Wie der Nachrichtensender CNN unter Berufung auf eine Meldung der chinesischen Nachrichtenagentur Xinhua berichtet, habe Chinas Präsident die Soldaten aufgefordert „in höchster Alarmbereitschaft“ und „absolut loyal und zuverlässig“ zu sein.

Der Besuch Streitkräfte fand inmitten der Spannungen zwischen China und den USA – wie etwa der Handelsstreit oder Meinungsverschiedenheiten über Taiwan – statt, die, wie CNN schreibt, nach wie vor auf dem höchsten Stand der letzten Jahrzehnte sind.

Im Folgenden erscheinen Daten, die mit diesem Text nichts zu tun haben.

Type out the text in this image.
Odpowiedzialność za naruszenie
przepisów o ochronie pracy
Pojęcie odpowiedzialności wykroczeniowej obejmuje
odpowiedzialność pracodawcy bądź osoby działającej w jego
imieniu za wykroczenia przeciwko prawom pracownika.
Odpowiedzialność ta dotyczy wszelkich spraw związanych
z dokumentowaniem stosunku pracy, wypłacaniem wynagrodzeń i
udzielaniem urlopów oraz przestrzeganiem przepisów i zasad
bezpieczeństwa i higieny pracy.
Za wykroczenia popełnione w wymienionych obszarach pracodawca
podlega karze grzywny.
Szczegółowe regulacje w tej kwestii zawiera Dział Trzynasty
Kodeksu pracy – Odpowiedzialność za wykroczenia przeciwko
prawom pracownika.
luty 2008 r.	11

Die US-Regierung hatte im Juli angekündigt Taiwan Waffen und Militärgeräte in Höhe von 2,2 Milliarden Dollar verkaufen. Dies werde dem Land helfen, “Bedrohungen zu begegnen”.

In einer scharfen Reaktion aus Peking forderte der Sprecher des Außenministeriums, Zhao Lijian, Washington auf, „unverzüglich alle Pläne zum Waffenverkauf an Taiwan zu annullieren“ und alle „militärischen Beziehungen zwischen den USA und Taiwan“ abzubrechen.

Obwohl Taiwan nie unter der Kontrolle der regierenden Kommunistischen Partei Chinas stand, beharren die Pekinger Behörden darauf, dass die demokratische, selbstverwaltete Insel ein integraler Bestandteil ihres Territoriums ist.

„Chinas Marine hält demonstrativ See-Manöver in der Nähe von Taiwan ab. Die staatlich gesteuerten Medien des Landes berichten ausführlich. Zuletzt haben chinesische Kampfjets mehrmals die Trennlinie überflogen, die den chinesischen vom taiwanischen Luftraum abgrenzt. Die Regierung von Taiwan protestierte und ließ in den vergangenen Tagen mehrmals Abfangjäger aufsteigen, um die eindringenden chinesischen Maschinen abzudrängen. Ernsthaft passiert ist bisher nichts, doch rhetorisch hat sich der Konflikt zuletzt erheblich hoch geschaukelt“, berichtet die Tagesschau.